Microsoft says it has no plans to commercialize the AI chips. Instead, the US tech giant will use them for internal use in its software products, as well as as part of its Azure cloud computing service.
Self-producing chips is a trend that helps technology businesses cut expensive AI costs. |
Microsoft executives say they plan to address the rising cost of AI by using a common platform model to deeply integrate AI into the entire software ecosystem. And the Maia chip is designed to do just that.
The Maia chip was designed by Microsoft to run large language models (LLMs), the foundation for the Azure OpenAI service, a collaboration between Microsoft and the company that owns ChatGPT.
Microsoft also said that next year it will offer Azure customers cloud services running on the latest leading chips from Nvidia and Advanced Micro Devices (AMD). It is currently testing GPT-4 on AMD chips.

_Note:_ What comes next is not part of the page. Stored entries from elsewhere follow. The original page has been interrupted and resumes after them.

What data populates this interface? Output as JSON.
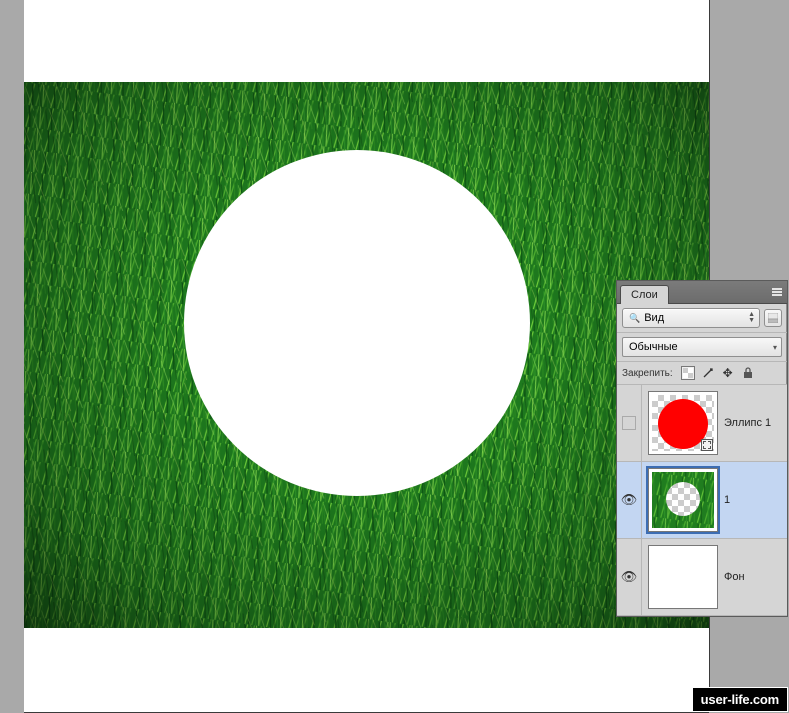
{
  "panel": {
    "tab_label": "Слои",
    "kind_label": "Вид",
    "blend_mode": "Обычные",
    "lock_label": "Закрепить:"
  },
  "layers": [
    {
      "name": "Эллипс 1",
      "visible": false,
      "selected": false,
      "type": "shape-ellipse"
    },
    {
      "name": "1",
      "visible": true,
      "selected": true,
      "type": "grass-hole"
    },
    {
      "name": "Фон",
      "visible": true,
      "selected": false,
      "type": "background"
    }
  ],
  "watermark": "user-life.com"
}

Meanwhile, the second chip, codenamed Cobalt, was launched by Microsoft to save internal costs and compete with Amazon's AWS cloud service, which uses its own self-designed chip "Graviton".

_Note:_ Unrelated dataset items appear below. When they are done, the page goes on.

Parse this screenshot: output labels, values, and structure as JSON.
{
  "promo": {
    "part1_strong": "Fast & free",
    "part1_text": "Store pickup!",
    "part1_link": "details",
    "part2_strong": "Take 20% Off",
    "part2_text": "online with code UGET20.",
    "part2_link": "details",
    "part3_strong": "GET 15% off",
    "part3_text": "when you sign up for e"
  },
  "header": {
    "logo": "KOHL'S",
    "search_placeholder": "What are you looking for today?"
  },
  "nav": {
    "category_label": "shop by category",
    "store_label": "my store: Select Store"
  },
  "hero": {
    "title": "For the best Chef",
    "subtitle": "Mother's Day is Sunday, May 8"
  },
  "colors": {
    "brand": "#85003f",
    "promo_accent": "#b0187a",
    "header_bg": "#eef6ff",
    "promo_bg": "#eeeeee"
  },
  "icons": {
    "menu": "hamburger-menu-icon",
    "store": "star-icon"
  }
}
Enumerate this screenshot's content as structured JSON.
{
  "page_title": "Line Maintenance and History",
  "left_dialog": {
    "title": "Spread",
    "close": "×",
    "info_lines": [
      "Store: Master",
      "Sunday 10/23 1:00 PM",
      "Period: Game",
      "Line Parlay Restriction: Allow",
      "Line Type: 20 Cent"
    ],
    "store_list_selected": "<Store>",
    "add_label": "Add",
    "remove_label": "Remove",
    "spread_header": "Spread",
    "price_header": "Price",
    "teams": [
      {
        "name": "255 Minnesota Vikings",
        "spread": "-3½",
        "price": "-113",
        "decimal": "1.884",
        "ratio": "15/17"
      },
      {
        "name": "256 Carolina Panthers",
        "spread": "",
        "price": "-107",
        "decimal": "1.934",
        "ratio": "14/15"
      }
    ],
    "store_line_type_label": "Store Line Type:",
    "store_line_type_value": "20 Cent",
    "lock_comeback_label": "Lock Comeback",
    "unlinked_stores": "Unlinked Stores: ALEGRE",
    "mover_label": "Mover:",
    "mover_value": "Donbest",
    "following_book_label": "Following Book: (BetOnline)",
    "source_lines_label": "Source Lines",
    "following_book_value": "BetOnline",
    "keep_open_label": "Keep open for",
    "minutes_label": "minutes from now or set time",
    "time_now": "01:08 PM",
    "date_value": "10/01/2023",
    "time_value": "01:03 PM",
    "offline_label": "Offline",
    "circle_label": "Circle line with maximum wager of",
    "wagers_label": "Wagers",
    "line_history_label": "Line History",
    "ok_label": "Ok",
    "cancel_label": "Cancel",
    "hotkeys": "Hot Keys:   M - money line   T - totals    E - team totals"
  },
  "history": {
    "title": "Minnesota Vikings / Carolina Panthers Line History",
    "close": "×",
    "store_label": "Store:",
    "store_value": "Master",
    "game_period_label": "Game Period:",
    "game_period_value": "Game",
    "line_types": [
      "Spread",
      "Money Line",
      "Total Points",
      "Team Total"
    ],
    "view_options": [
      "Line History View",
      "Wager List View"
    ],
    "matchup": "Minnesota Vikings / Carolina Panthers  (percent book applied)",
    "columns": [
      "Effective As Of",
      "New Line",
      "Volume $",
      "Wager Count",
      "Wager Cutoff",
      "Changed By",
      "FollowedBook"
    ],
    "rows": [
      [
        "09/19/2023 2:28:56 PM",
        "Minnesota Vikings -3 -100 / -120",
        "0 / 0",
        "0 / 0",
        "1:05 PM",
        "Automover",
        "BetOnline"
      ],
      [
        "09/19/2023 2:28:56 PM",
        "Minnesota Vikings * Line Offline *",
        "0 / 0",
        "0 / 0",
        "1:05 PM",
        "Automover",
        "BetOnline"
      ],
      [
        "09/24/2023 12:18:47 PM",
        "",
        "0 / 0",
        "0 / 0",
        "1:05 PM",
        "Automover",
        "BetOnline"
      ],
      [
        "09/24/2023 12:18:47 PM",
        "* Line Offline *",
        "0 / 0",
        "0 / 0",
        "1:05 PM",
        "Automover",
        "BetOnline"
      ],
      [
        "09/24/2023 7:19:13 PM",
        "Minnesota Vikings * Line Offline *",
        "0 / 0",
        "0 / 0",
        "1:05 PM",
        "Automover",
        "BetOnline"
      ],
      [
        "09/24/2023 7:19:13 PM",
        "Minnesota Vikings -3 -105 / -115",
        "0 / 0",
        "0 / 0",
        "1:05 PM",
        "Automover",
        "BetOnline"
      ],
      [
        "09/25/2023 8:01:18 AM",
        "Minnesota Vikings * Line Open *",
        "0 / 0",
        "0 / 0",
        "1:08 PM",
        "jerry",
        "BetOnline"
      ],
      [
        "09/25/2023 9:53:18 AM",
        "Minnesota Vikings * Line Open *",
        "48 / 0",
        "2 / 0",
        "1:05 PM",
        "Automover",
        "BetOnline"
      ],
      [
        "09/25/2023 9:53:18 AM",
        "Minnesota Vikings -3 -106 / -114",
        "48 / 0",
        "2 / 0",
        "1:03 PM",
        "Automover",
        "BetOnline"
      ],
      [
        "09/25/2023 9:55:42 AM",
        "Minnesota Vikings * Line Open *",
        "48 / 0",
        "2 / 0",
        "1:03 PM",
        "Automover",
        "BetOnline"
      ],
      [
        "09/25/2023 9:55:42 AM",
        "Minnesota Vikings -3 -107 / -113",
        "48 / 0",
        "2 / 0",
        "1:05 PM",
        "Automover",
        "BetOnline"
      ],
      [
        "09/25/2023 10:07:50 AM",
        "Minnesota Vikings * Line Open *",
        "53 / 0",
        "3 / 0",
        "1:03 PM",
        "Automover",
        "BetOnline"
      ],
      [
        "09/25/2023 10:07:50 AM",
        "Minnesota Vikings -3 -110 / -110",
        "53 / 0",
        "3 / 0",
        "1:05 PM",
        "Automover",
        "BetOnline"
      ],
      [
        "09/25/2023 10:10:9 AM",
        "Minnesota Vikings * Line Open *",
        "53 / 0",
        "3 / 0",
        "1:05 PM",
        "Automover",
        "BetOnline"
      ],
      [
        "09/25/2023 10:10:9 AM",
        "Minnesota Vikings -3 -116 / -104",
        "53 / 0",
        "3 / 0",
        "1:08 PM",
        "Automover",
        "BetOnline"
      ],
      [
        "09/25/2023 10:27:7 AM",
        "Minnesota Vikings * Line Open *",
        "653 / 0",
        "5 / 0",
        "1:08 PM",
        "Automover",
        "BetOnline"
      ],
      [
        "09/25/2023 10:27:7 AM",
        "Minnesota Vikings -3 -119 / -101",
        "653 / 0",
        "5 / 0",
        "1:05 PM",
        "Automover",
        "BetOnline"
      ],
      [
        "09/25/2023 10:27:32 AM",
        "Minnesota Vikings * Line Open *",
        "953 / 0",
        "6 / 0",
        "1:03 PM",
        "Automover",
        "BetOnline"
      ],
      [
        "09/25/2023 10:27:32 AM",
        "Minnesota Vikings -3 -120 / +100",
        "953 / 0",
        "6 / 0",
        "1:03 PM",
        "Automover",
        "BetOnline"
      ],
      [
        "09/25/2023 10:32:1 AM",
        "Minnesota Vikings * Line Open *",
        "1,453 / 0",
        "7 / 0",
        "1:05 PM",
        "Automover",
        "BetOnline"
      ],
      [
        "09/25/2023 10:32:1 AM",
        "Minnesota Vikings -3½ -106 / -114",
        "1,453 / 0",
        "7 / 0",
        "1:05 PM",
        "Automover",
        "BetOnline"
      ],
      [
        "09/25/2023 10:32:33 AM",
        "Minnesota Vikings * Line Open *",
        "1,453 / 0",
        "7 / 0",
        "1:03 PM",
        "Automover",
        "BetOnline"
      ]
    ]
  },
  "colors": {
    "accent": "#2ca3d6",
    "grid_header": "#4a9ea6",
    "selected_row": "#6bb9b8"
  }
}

Cobalt is an Arm-based central processing unit (CPU) currently being tested to power the Teams enterprise messaging software.
AWS says its Graviton chip currently has about 50,000 customers, and the company will host a developer conference later this month.
Rani Borkar, corporate vice president of Azure hardware and infrastructure, said both new AI chips are manufactured using TSMC's 5nm process.
The Maia chip is paired with standard Ethernet cables, rather than using the more expensive custom Nvidia networking technology that Microsoft has used in the supercomputers it built for OpenAI.